Monday, November 29, 2010

A Whole Bucket of Gratitude--and Questions


Thanksgiving is my favorite holiday. There's less hype than at Christmas, plenty of food, good company (if you're lucky), and a reminder to pause and give thanks. It feels so simple and lovely and honest.

But to be frank, giving thanks is challenging me these days. That's not quite true. I think I live with a grateful heart. I'm keenly aware that my life is full of really good things: a loving family, wonderful friends who know me and love me well, a good job (which I just quit, but more on that later), a home that's safe and warm, a kitchen full of food, a child who amazes me, the capacity to take care of her...The list is very, very long and includes less obvious things like books by Joyce Carol Oates and Ian McEwan, chocolate-filled peppermint sticks, and the way it feels to sit beside the fireplace on a cold night and talk with Jason for an hour about the funny and wonderful things Hadley did that day.

Therein lies the rub for me right now. I'm wondering about this God who has blessed us so wildly, so abundantly, so lavishly.

During our trip to Chicago a few months ago, we were out walking on Michigan Avenue one night when we passed a woman, sitting on the sidewalk with her two children. One was a young teenager, the other, probably six or seven. The little one had fallen asleep on her mama's lap, facing the tide of tourists shuffling by. I could barely breathe looking at them. Can you imagine putting your baby to bed on your lap in the midst of a group of strangers? And that teenager...It's hard enough to deal with that crazy transition to adulthood without announcing to the world that you have no home. Can you imagine? No privacy, no place to agonize by yourself over zits or boys or the way your ears suddenly seem to be sticking out. No place that feels safe.
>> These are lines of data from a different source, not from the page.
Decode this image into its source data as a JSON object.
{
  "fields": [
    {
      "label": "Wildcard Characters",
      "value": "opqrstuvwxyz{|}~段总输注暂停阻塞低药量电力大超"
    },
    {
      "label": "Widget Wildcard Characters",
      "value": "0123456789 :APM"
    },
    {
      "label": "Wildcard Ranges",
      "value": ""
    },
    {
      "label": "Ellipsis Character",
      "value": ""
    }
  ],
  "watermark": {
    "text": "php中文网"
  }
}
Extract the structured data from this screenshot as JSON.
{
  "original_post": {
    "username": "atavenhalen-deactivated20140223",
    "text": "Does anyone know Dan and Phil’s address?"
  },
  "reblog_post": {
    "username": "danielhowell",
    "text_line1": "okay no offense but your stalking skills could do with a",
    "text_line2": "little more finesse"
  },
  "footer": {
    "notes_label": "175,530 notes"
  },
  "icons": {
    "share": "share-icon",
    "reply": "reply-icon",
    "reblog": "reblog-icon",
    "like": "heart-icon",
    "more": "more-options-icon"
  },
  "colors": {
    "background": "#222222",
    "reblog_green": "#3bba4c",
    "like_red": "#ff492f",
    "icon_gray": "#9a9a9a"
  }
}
The mama-love got me. (My friend Lauren, who is expecting her second child any nanosecond now, told me once: "Being pregnant the second time is different because you already know the mama-love." So I must give her credit for that absolutely perfect phrase.) I started to cry, and we stopped by a store to buy some food. If I'm honest, it wasn't sacrificial giving; we bought the food more for me than for them. I needed to feel better. I couldn't go to sleep knowing that a mom a few blocks from our hotel would wake her children up in the morning and not have a meal to give them.

I still feel the ache in my heart for that little family. Maybe that mom did something terrible to end up begging for money on a busy sidewalk. Maybe she didn't. It doesn't much matter to me. I believe in personal responsibility, but there are plenty of good things in my life that I didn't do a thing to deserve. And the sad corollary to that fact is that people endure bad things they don't deserve either.

So I don't quite understand the blessings imbalance. I believe in a very big God, a very loving God, a God who is powerful and true and kind and just. I suspect that some day, we'll understand why the world is the way it is. But for now, in the midst of feeling more gratitude than I've ever felt, I feel more puzzled than I've ever felt.

I'm hoping I figure this out, reconcile it in my mind, because one day, this person who shares my genes is going to wonder why one mama gets to blog and post funny pictures of her baby online, where a sea of at least five people reads and posts nice things, while another sleeps on the street. What will I tell her?

I don't know, but for now, I will join Hadley in appreciating simple things, like pigtails, Elmo, treats (her new favorite word), twinkly lights and the 24-hour-Christmas-music radio station.

I think it's fabulous that people start out as babies, not yet ready to ask life's biggest questions, because mamas and daddies need time to prepare. For that, I am thankful.



1 comment:

  1. I must admit I read your blog Monday and just could not respond then. I now think that not responding has given me time to think of what you wrote, and part of me believes that God wanted me to think about this! That is why he placed you in Chicago on Michigan Avenue, and then later to write this blog. So people will think and reflect on all that we do have, that others do not. That does not make their situation any better, but perhaps the prayers we pray for them, will help us in some way.